Let's look at wait events:

Wait events comparison showing LWLock:LockManager contention

Here it is, LWLock:LockManager.

Notice how PG 18 with max_locks_per_transaction=16 (top; and PG17 would look similar) shows massive red bars of LWLock:LockManager waits at higher index counts, while PG 18 with max_locks_per_transaction=128 (bottom) stays mostly green (active execution).

But are there downsides?

This is where I'm genuinely curious. The implementation seems almost too good to be true. Let me think through potential tradeoffs:

Memory overhead: with max_locks_per_transaction=64, you get 64 slots per backend. Each slot needs ~4 bytes for the OID plus some bits in fpLockBits. Some hundreds of bytes per backend. Looks negligible.
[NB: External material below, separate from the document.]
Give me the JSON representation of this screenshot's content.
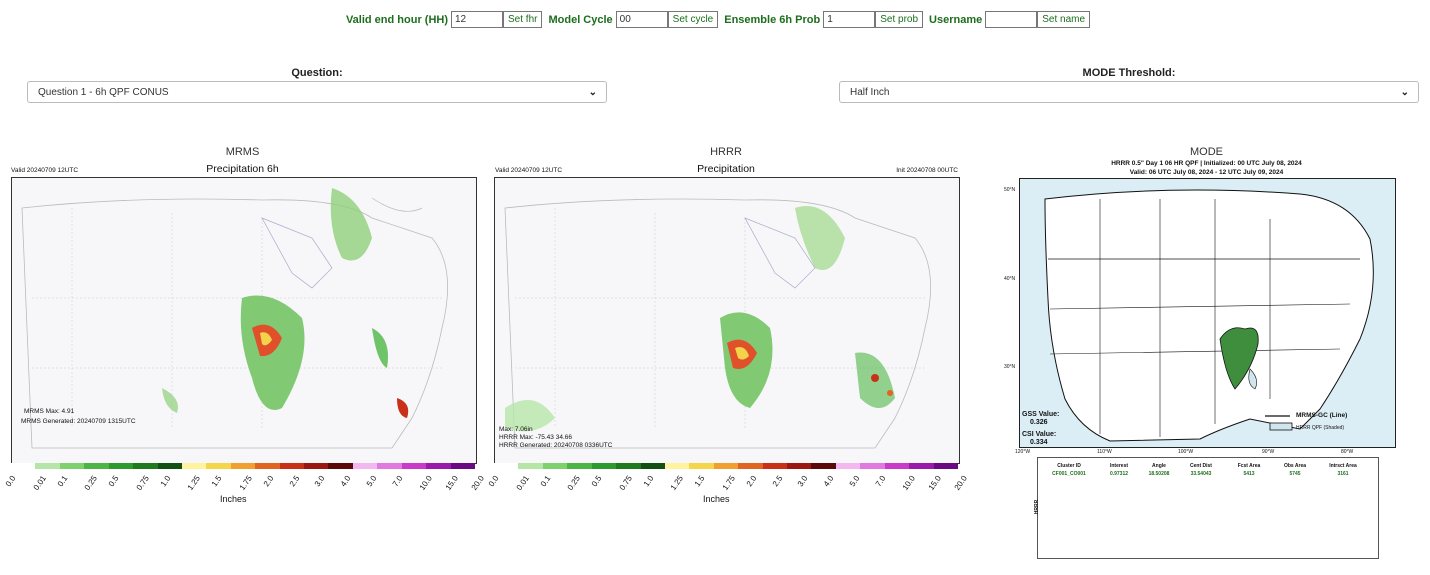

Strong lock acquisition: here's where it gets interesting. When we take a strong lock (AccessExclusiveLock for DDL like ALTER TABLE or DROP), Postgres needs to scan every backend's fast-path array to transfer matching locks to the main hash table. With, say, 128 slots instead of 16, does this become noticeably slower? In fact, looking at the code (FastPathTransferRelationLocks) - it only scans the relevant group for that relation (still just 16 slots), not the entire array! So even with 1024 groups = 16,384 total slots, it only touches 16 slots per backend. Clever!

The grouping hash: relations are distributed across groups via (relid * 49157) % groups (code here). What if the workload has unfortunate OID patterns that cause clustering? Nope -- the prime number multiplication spreads even consecutive OIDs across groups effectively.

Am I missing something? Would love to hear your thoughts, especially if you've tested this in PG 18 or have ideas for additional benchmarks.

Summary

Fast-path locking lets backends avoid fighting over shared lock tables for common operations like SELECT. PG 17 and earlier: 16 slots per backend. PG 18: scales with max_locks_per_transaction (default 64).

If you have partitioned tables with indexes and see LWLock:LockManager waits, upgrading to PG 18 will likely help you fully solve this kind of contention!

Huge thanks to Tomas Vondra for implementing the optimization that landed in Postgres 18! He has an excellent presentation about this work - highly recommend watching it.